Why is deploying a Hadoop cluster a preferred hardware approach rather than a virtualization approach?

Source: Internet
Author: User

Blade Server, SAN, virtualization Technology

The "spiral forward" thing exists in all fields, as is the case with large-scale data storage and processing.

Once, when managers purchased servers for higher performance, they purchased higher-provisioned servers, a practice known as"Scaling Up"Later, when we realized that vertical scaling would bring higher overhead, we started to buy more servers to solve problems rather than buying higher-end servers, a practice called"Scale out"。 This is true of today's data centers, because rack space is a very important factor, so we have developed what we now call"Blade Server"1U, 2U This concept of the server, can make in a rack to load more servers. Later, found that in fact, a lot of server utilization is not high, and then developed a virtualization technology to more fully utilize the various server resources.

Storage development is also the same, first stand-alone hard disk storage to pursue higher capacity and higher Io, after encountering difficulties, in a single machine to develop a number of hard disk raid small scale scaling, and later, independent of the San and NAS with a lot of hard disk to do large scale scaling.

hadoop is also developed on the basis of the same horizontal expansion concept. So is Hadoop using today's popular blade servers, Sans, and virtualization technologies to improve performance like traditional services? Not really

First, the features of Hadoop operations. Hadoop is very sensitive to IO performance and there will be a lot of IO operations in the process. Hadoop does not require RAID, instead, using RAID may degrade worker performance; Hadoop wants the hard drive to use JBOD (Just Bunch of disk is simply a bunch of hard drives) in a simple form, plainly, the disk does not need special processing, simply by the operating system hangs can be downloaded. The advantage is that each disk will have a separate IO, no collaboration between them, and whose data is ready to send the data from the buffer directly to the corresponding process. The trouble with raid is that there is collaboration between the disks, often the slowest disk determines the performance of the raid, and, more seriously, because all the disks through a raid control chip, often the chip becomes the bottleneck of disk performance.

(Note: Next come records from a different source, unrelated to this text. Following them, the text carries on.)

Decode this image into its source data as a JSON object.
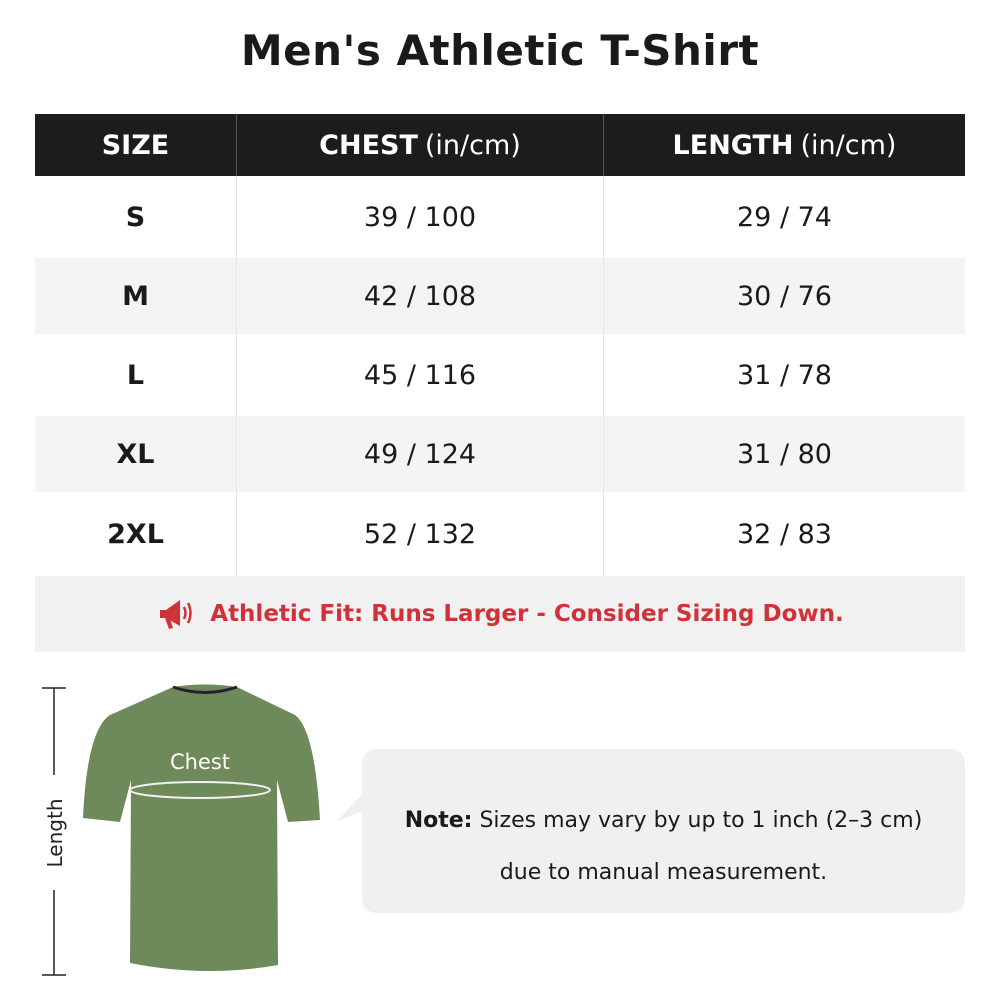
{
  "title": "Men's Athletic T-Shirt",
  "table": {
    "headers": [
      {
        "bold": "SIZE",
        "unit": ""
      },
      {
        "bold": "CHEST",
        "unit": "(in/cm)"
      },
      {
        "bold": "LENGTH",
        "unit": "(in/cm)"
      }
    ],
    "rows": [
      {
        "size": "S",
        "chest": "39 / 100",
        "length": "29 / 74"
      },
      {
        "size": "M",
        "chest": "42 / 108",
        "length": "30 / 76"
      },
      {
        "size": "L",
        "chest": "45 / 116",
        "length": "31 / 78"
      },
      {
        "size": "XL",
        "chest": "49 / 124",
        "length": "31 / 80"
      },
      {
        "size": "2XL",
        "chest": "52 / 132",
        "length": "32 / 83"
      }
    ],
    "fit_note": "Athletic Fit: Runs Larger - Consider Sizing Down.",
    "fit_icon": "megaphone-icon"
  },
  "diagram": {
    "chest_label": "Chest",
    "length_label": "Length",
    "shirt_color": "#6f8a5a"
  },
  "note": {
    "label": "Note:",
    "line1": "Sizes may vary by up to 1 inch (2–3 cm)",
    "line2": "due to manual measurement."
  },
  "colors": {
    "header_bg": "#1c1c1c",
    "accent_red": "#d0323a"
  }
}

So, when Hadoop encounters virtualization, the problem is also exposed, because the virtualized system is unable to realize the existence of other systems, so in the disk IO scheduling, the overall optimization of scheduling. We know that unlike Flash, the physical nature of the disk is that sequential reads and writes are fast, but the seek time is slow. and   Virtualization technology makes it impossible for the operating system to optimize the dispatch seek operation, resulting in a large number of seek paths that are not able to take full advantage of the disk sequential read and write capabilities of &NBSP, while reducing performance (which is one reason why Hadoop block is very large, Used to write data sequentially to disk and read sequentially to significantly increase IO performance.

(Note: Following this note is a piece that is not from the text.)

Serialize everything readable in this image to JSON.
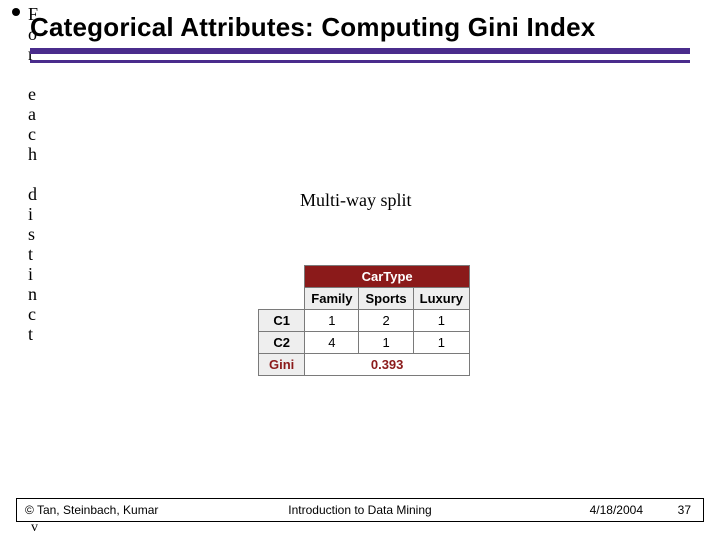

The problem with the blade server is that the internal space is very limited , as previously known, Hadoop requires a lot of Io, so within a node, if there are more independent disks, its IO performance will be better. This is why the previous article proposed configuration, the X 1TB disk than the X 3TB disk for a better reason. The space constraints inside the blade server tend to constrain the possibility of adding more hard drives.

From here, we are better able to see why Hadoop is so-called running on a standalone commercial server, and its deliberately Share architecture of nothing. Task Independent, Io Independent for Hadoop, there will be better performance, in other words, this Share nothing architecture, will make more use of hardware resources.

Reference 1:http://twang2218.github.io/readings/hadoop-operations/hadoop-operations-notes-ch04.html


Reference 2:http://www.ha97.com/5673.html


This article is from the "Divinity New Space" blog, please make sure to keep this source http://abool.blog.51cto.com/8355508/1883429

Why is deploying a Hadoop cluster a preferred hardware approach rather than a virtualization approach?

Contact Us

The content source of this page is from Internet, which doesn't represent Alibaba Cloud's opinion; products and services mentioned on that page don't have any relationship with Alibaba Cloud. If the content of the page makes you feel confusing, please write us an email, we will handle the problem within 5 days after receiving your email.

If you find any instances of plagiarism from the community, please send an email to: info-contact@alibabacloud.com and provide relevant evidence. A staff member will contact you within 5 working days.

A Free Trial That Lets You Build Big!

Start building with 50+ products and up to 12 months usage for Elastic Compute Service

  • Sales Support

    1 on 1 presale consultation

  • After-Sales Support

    24/7 Technical Support 6 Free Tickets per Quarter Faster Response

  • Alibaba Cloud offers highly flexible support services tailored to meet your exact needs.